I have tried putting goals and completing them and it helps. I'll tried following some other advises that you gave.

Yea, overthinking really sux and no one really understands me, they just dismiss it as a small problem and tell me not to overthink. I dont want to overthink, but it just happens even if i dont want sometimes.


Thank you again! <3
Elsa, I overthink as well and for me is all day and everyday, that combined with anxiety disorder and chronic deppresion really takes me down, I've been fighting against this for almost all my life, I try to keep my mind busy to avoid going to dark places because of overthinking.
What has helped me is trying to slow down, listen to soft music (I love piano music, but I also listen to some soundtracks that I like), taking a walk, going out of the city everyonce in a while, I have my support group (family and close friends who are available to me in case of a severe crisis) and having my periodic checkups with a professional, I had to start taking meds because I was getting worse, the first thing the doctors gave me was something to slow down my mind at night so I could sleep, that along other meds to treat deppression and anxiety is what keeps me going.
What I've learned all these years is that you may have a lot of methods or ways to calm you, but if you don't really get help, then what you are doing is just surviving and sooner or later you are going to get tired of fighting and develop higher levels of anxiety and maybe depression.
Stress is one of the worst things to have when you suffer from overthinking and overthinking gets you stressed, is a vice cycle, but you must find the ways that works for you to relax, the more relax you are the less you overthink, also if you suffer from anxiety and/or depression, get proffessional help, it's the best way, they may give you meds or not, everyone is different, but the help you may receive will make you feel safe, well, only if you feel comfortable with your doctors, if not it will not help at all... been there... look for the treatment that works for you, take what you feel comfortable with and make your own method, one that works for you and you will feel better, it may take time I won't lie, but it will get better.

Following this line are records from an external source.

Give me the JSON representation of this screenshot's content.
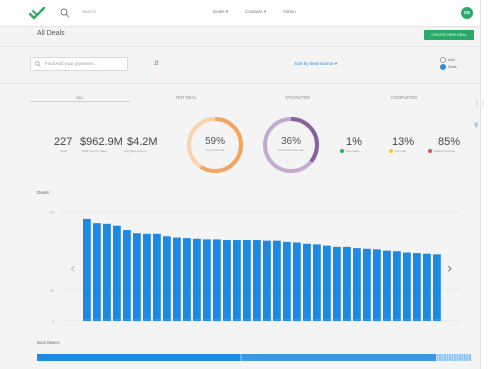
{
  "nav": {
    "search_placeholder": "Search",
    "items": [
      {
        "label": "Deals ▾"
      },
      {
        "label": "Contacts ▾"
      },
      {
        "label": "Admin"
      }
    ],
    "avatar_initials": "GE"
  },
  "header": {
    "title": "All Deals",
    "create_button": "CREATE NEW DEAL"
  },
  "filter": {
    "pipeline_placeholder": "Find/Add your pipelines...",
    "sort_label": "Sort by deal source ▾",
    "radio_options": [
      {
        "label": "Add",
        "selected": false
      },
      {
        "label": "Stats",
        "selected": true
      }
    ]
  },
  "tabs": [
    {
      "label": "ALL",
      "active": true
    },
    {
      "label": "NOT DEAL"
    },
    {
      "label": "STAGNATED"
    },
    {
      "label": "COMPLETED"
    }
  ],
  "stats": {
    "deals_count": "227",
    "deals_label": "deals",
    "total_value": "$962.9M",
    "total_value_label": "Total current Value",
    "avg_value": "$4.2M",
    "avg_value_label": "Avg deal amount",
    "donut1_value": "59%",
    "donut1_fraction": 0.59,
    "donut1_label": "Avg profit rate",
    "donut1_color": "#f4a460",
    "donut2_value": "36%",
    "donut2_fraction": 0.36,
    "donut2_label": "Win/Lost close rate",
    "donut2_color": "#8b5f9f",
    "pct1_value": "1%",
    "pct1_label": "New deals",
    "pct1_color": "#2daa6b",
    "pct2_value": "13%",
    "pct2_label": "On track",
    "pct2_color": "#f5c542",
    "pct3_value": "85%",
    "pct3_label": "Delays/Overdue",
    "pct3_color": "#d9534f"
  },
  "chart_section": {
    "title": "Deals:",
    "deal_owner_label": "Deal Owner:"
  },
  "chart_data": {
    "type": "bar",
    "title": "Deals:",
    "color": "#1e88e5",
    "ylim": [
      0,
      175
    ],
    "yticks": [
      "0",
      "50",
      "175"
    ],
    "yticks_values": [
      0,
      50,
      175
    ],
    "values": [
      164,
      157,
      156,
      153,
      146,
      141,
      140,
      140,
      136,
      134,
      133,
      132,
      131,
      131,
      130,
      130,
      130,
      130,
      129,
      129,
      127,
      126,
      124,
      123,
      121,
      119,
      119,
      117,
      116,
      115,
      113,
      112,
      110,
      109,
      108,
      107
    ],
    "grid": true,
    "nav_left": "‹",
    "nav_right": "›"
  },
  "owner_bar_data": {
    "segments": [
      {
        "fraction": 0.47,
        "color": "#1e88e5"
      },
      {
        "fraction": 0.45,
        "color": "#3d95e6"
      },
      {
        "fraction": 0.08,
        "color": "#8cc3f0"
      }
    ]
  },
  "icons": {
    "logo": "handshake-logo-icon",
    "search": "search-icon",
    "filter": "filter-icon",
    "grid": "grid-icon",
    "settings": "settings-icon"
  }
}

About trying to avoid relying on other people... DON'T... no matter how strong you may be, sooner or later you will get tired, you need to relieve the pressure that builds in your mind (your feelings, fears, thoughts, etc.), and the people who get annoyed because of how you overthink, I think everyone that suffers from this can relate, it has happened to us, you just need to learn to dose the way you relieve the pressure, I don't know how to explain it, its something that happened to me a few years ago, I learned how to relieve the pressure of my mind in a way that my friends and family don't feel annoyed and get the relief that I needed, now, they get annoyed when I have a severe crisis because I don't talk to them before it gets bad, the problem is that I get really bad late at night and I won't wake them up unless is a real emergency and my meds aren't enough.
And for the record, I'm 34 and was diagnosed like 14 years ago, before that, I was fighting agains my own mind alone without knowing what I had, I've been with anxiety dissorder since I was like 2 or 3 and with depression since I was 8.